Moratto does a great job putting us in the shoes of these four young men. Not only by showing us where they’re from, but also during the van ride through the city. Their wide-eyed excitement as they’re driven through the bustling São Paulo sets us up for the unsettling reality that awaits them.

The driver drops them off at an inner-city scrapyard ran by a man named Luca (played by an excellent Rodrigo Santoro). The shady and evasive Luca gets the boys settled and gives them money to go out and enjoy themselves before their first day of work. But when he collects all of their IDs the next morning, we know this isn’t going to go the way the boys anticipated. In fact it’s much worse. Mateus and his friends find themselves caught in the gears of a modern-day slave system, one that’s driven and protected by people with enormous power.

Image Courtesy of Netflix

Moratto’s pacing is near perfect, shrewdly moving the story from point to point while pausing at just the right moments to uncoil the crumbling emotions of his characters. Mateus is especially compelling, caught in a no-win situation and eventually forced to make impossible decisions that will have painful repercussions regardless of what he chooses. To stress the point of his film, Moratto slyly gives us the occasional shot of the city’s bustling streets full of citizens freely walking about their normal days.
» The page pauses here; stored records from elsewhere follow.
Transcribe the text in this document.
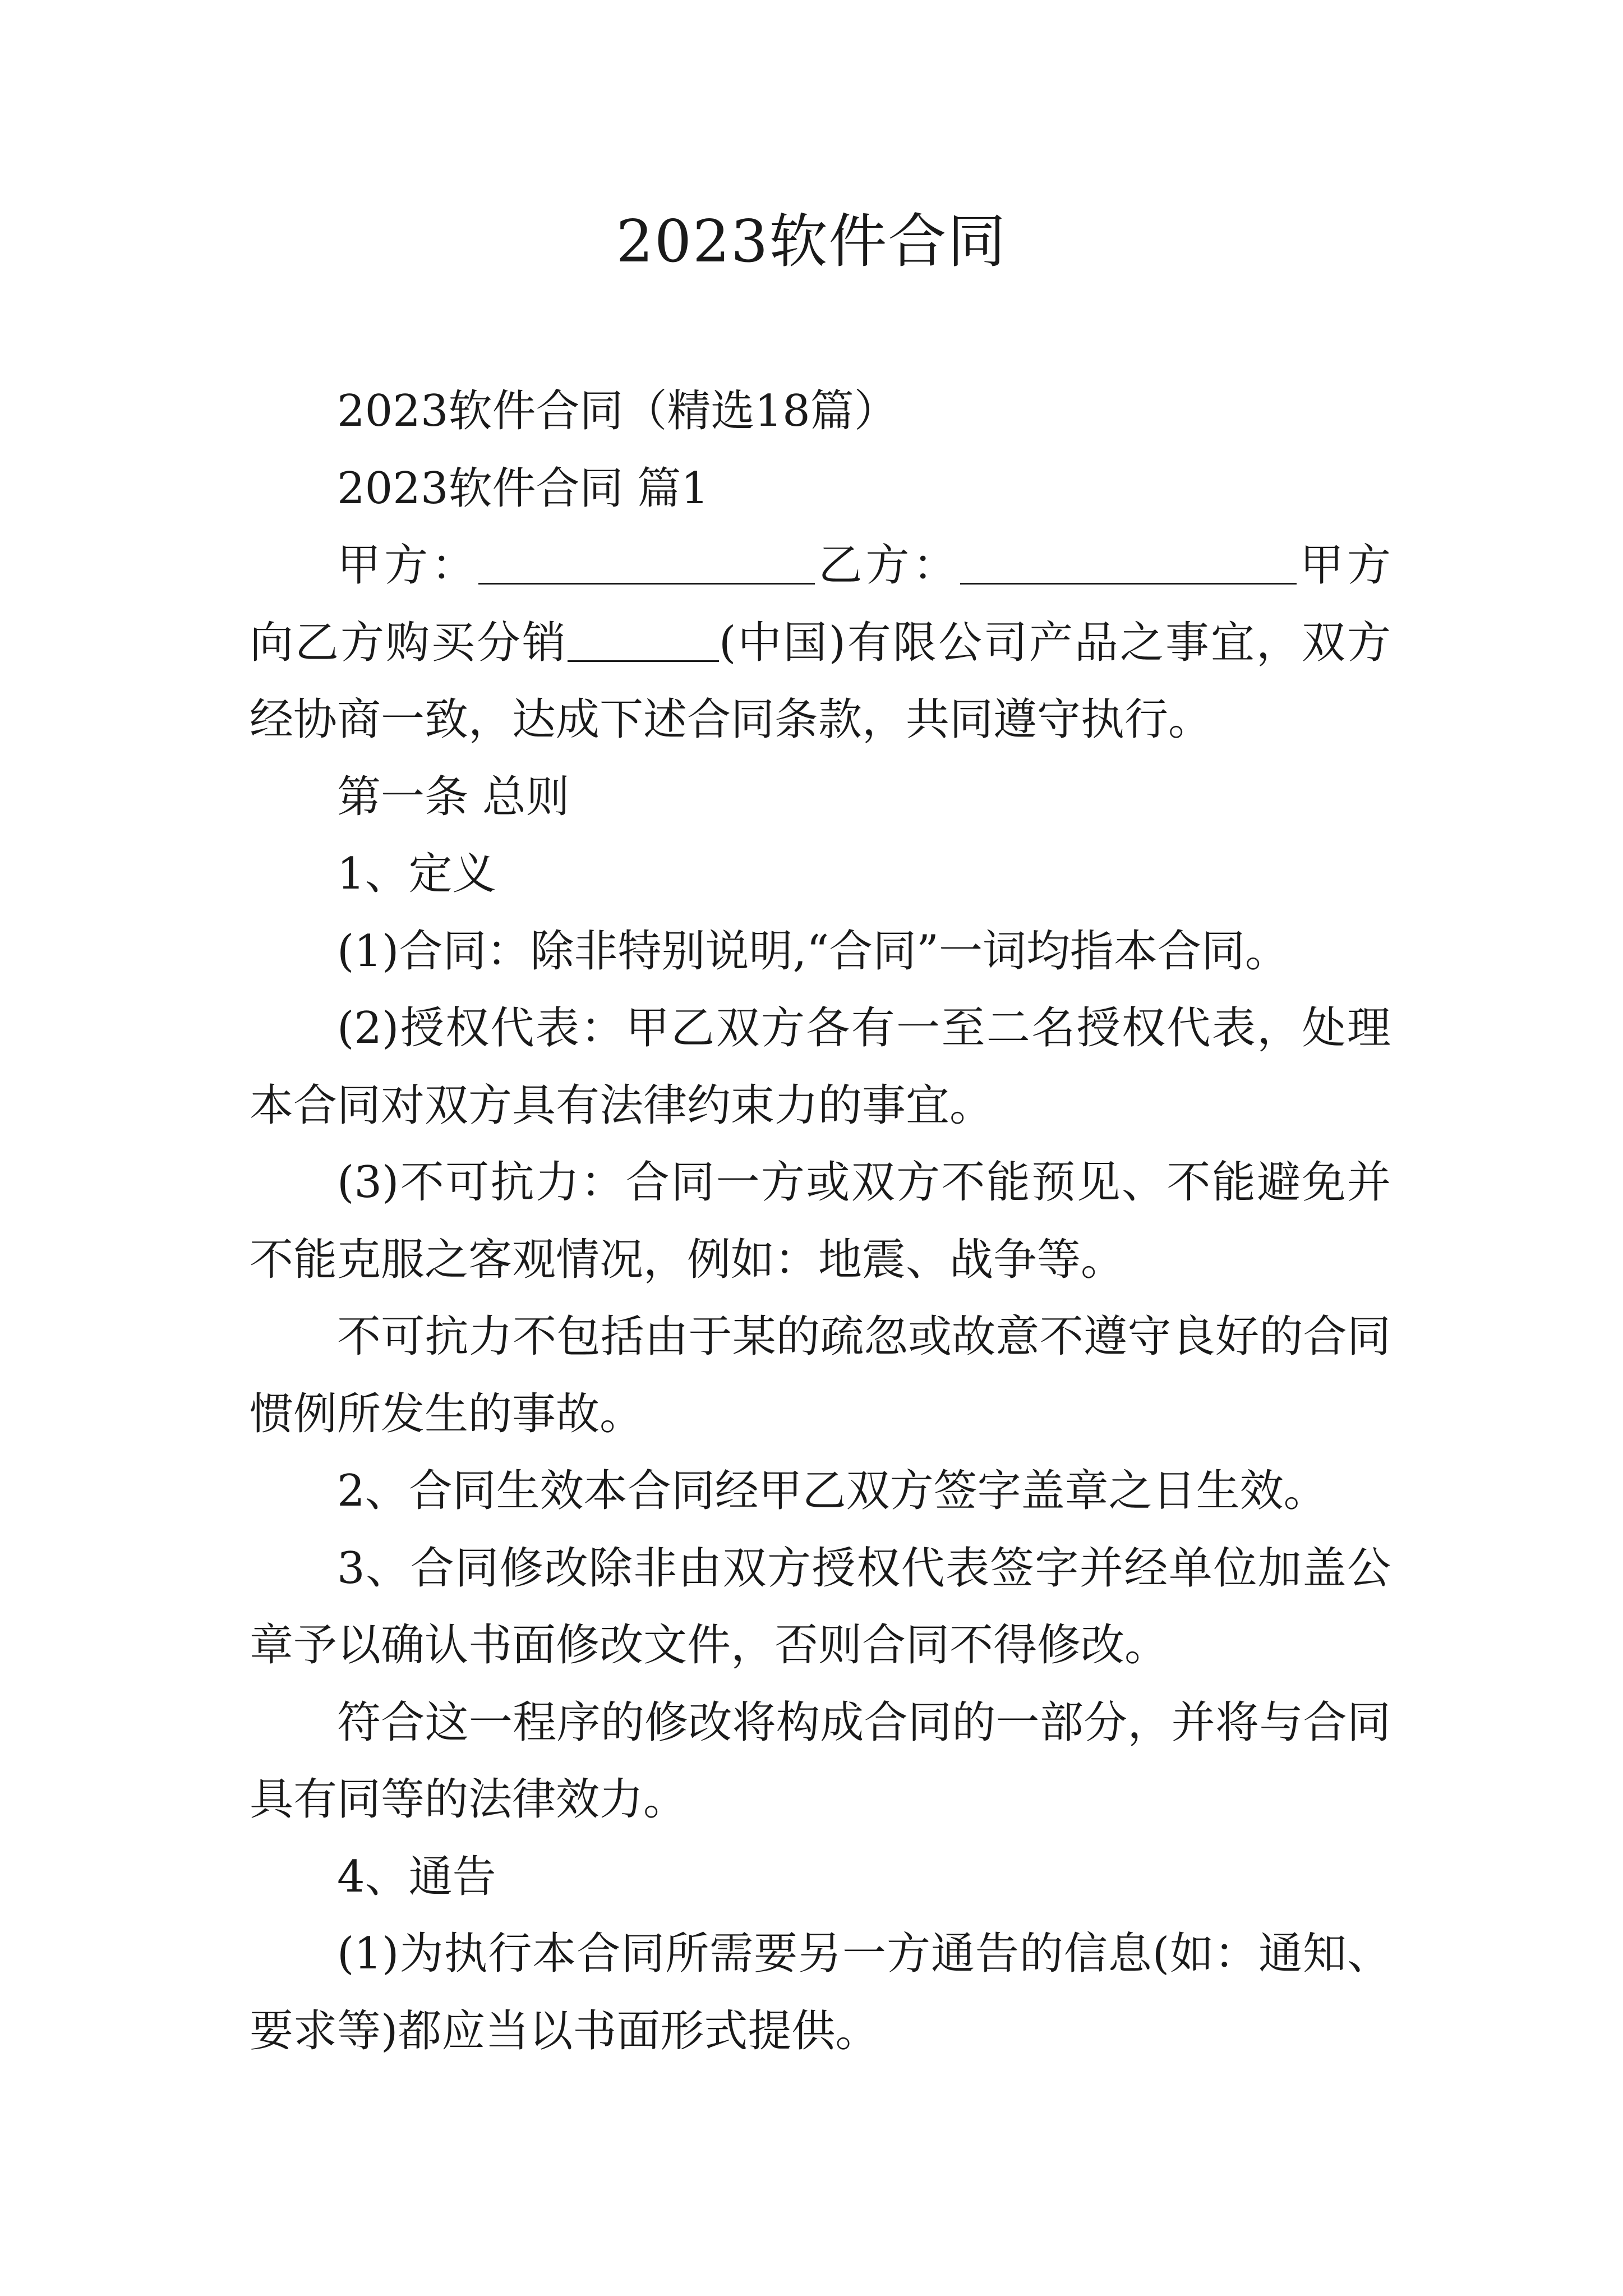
2023软件合同

2023软件合同（精选18篇）

2023软件合同 篇1

甲方：	乙方：	甲方向乙方购买分销	(中国)有限公司产品之事宜，双方经协商一致，达成下述合同条款，共同遵守执行。

第一条 总则

1、定义

(1)合同：除非特别说明,“合同”一词均指本合同。

(2)授权代表：甲乙双方各有一至二名授权代表，处理本合同对双方具有法律约束力的事宜。

(3)不可抗力：合同一方或双方不能预见、不能避免并不能克服之客观情况，例如：地震、战争等。

不可抗力不包括由于某的疏忽或故意不遵守良好的合同惯例所发生的事故。

2、合同生效本合同经甲乙双方签字盖章之日生效。

3、合同修改除非由双方授权代表签字并经单位加盖公章予以确认书面修改文件，否则合同不得修改。

符合这一程序的修改将构成合同的一部分，并将与合同具有同等的法律效力。

4、通告

(1)为执行本合同所需要另一方通告的信息(如：通知、要求等)都应当以书面形式提供。
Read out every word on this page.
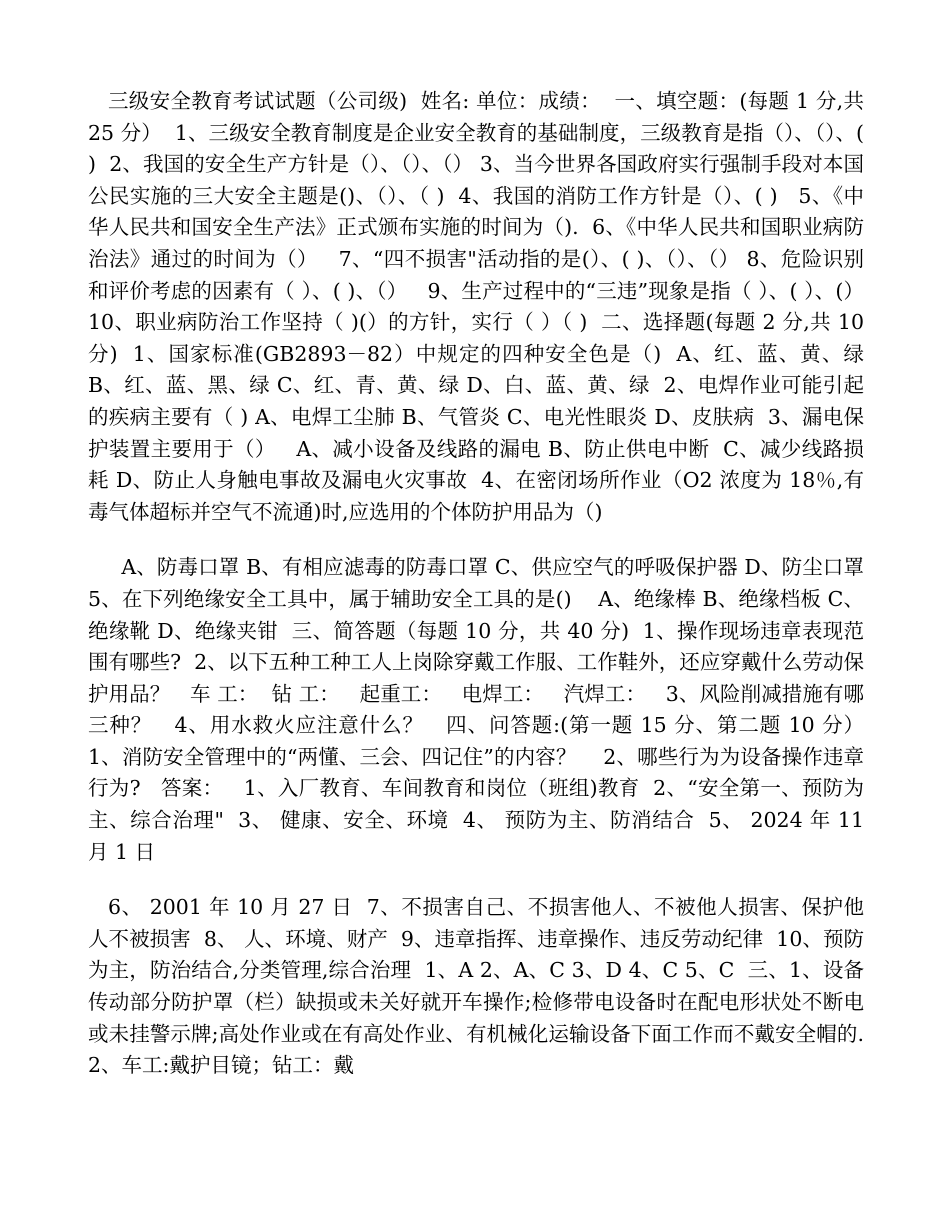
三级安全教育考试试题（公司级)  姓名: 单位：成绩：  一、填空题：(每题 1 分,共 25 分）  1、三级安全教育制度是企业安全教育的基础制度，三级教育是指（）、（）、( )  2、我国的安全生产方针是（）、（）、（） 3、当今世界各国政府实行强制手段对本国公民实施的三大安全主题是()、（）、（ )  4、我国的消防工作方针是（）、( )   5、《中华人民共和国安全生产法》正式颁布实施的时间为（).  6、《中华人民共和国职业病防治法》通过的时间为（）   7、“四不损害"活动指的是(）、( )、（）、（） 8、危险识别和评价考虑的因素有（ ）、( )、（）   9、生产过程中的“三违”现象是指（ ）、( ）、(）   10、职业病防治工作坚持（ )(）的方针，实行（ ）（ )  二、选择题(每题 2 分,共 10 分)  1、国家标准(GB2893－82）中规定的四种安全色是（)  A、红、蓝、黄、绿 B、红、蓝、黑、绿 C、红、青、黄、绿 D、白、蓝、黄、绿  2、电焊作业可能引起的疾病主要有（ ) A、电焊工尘肺 B、气管炎 C、电光性眼炎 D、皮肤病  3、漏电保护装置主要用于（）   A、减小设备及线路的漏电 B、防止供电中断  C、减少线路损耗 D、防止人身触电事故及漏电火灾事故  4、在密闭场所作业（O2 浓度为 18％,有毒气体超标并空气不流通)时,应选用的个体防护用品为（)

A、防毒口罩 B、有相应滤毒的防毒口罩 C、供应空气的呼吸保护器 D、防尘口罩  5、在下列绝缘安全工具中，属于辅助安全工具的是()    A、绝缘棒 B、绝缘档板 C、绝缘靴 D、绝缘夹钳  三、简答题（每题 10 分，共 40 分)  1、操作现场违章表现范围有哪些?  2、以下五种工种工人上岗除穿戴工作服、工作鞋外，还应穿戴什么劳动保护用品？   车 工：  钻 工：   起重工：   电焊工：   汽焊工：   3、风险削减措施有哪三种？   4、用水救火应注意什么？   四、问答题:(第一题 15 分、第二题 10 分）   1、消防安全管理中的“两懂、三会、四记住”的内容？    2、哪些行为为设备操作违章行为?   答案：   1、入厂教育、车间教育和岗位（班组)教育  2、“安全第一、预防为主、综合治理"  3、 健康、安全、环境  4、 预防为主、防消结合  5、 2024 年 11 月 1 日

6、 2001 年 10 月 27 日  7、不损害自己、不损害他人、不被他人损害、保护他人不被损害  8、 人、环境、财产  9、违章指挥、违章操作、违反劳动纪律  10、预防为主，防治结合,分类管理,综合治理  1、A 2、A、C 3、D 4、C 5、C  三、1、设备传动部分防护罩（栏）缺损或未关好就开车操作;检修带电设备时在配电形状处不断电或未挂警示牌;高处作业或在有高处作业、有机械化运输设备下面工作而不戴安全帽的.  2、车工:戴护目镜；钻工：戴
It offers a sharp contrast to the cruel forced labor happening right under their noses.

With a bold and clear-eyed perspective, “7 Prisoners” offers a brutally honest challenge to a society’s apathy towards some well-documented abuses. Alexandre Moratto does a good job pulling us into his dark and ugly world that’s made all the more troubling by the fact that it’s very, very real. Great performances from Santoro and Malheiros anchor this revealing feature that’s not only a good pickup for Netflix, but a great opportunity for an important story to be told. “7 Prisoners” is now streaming on Netflix.


12 thoughts on “REVIEW: “7 Prisoners” (2021)

  1. Will definitely be checking this one out. SO happy to hear that someone has made a quality film about labor trafficking! If you look at the known statistics (which may or may not be accurate) labor trafficking is way more prevalent than sex trafficking but sex trafficking seems to get the limelight more. A great book to learn more about the sordid reality of trafficking is called, “The Slave Next Door” by Kevin Bales.

  2. As Sao Paolo, in reality, has 20 million residents, there’s room for plenty of stories in the diverse, richly contoured city. I would be interested in seeing a more cheery view of the big city, rather than just its depressing sub-realities. Not everything in such a big place can be bad.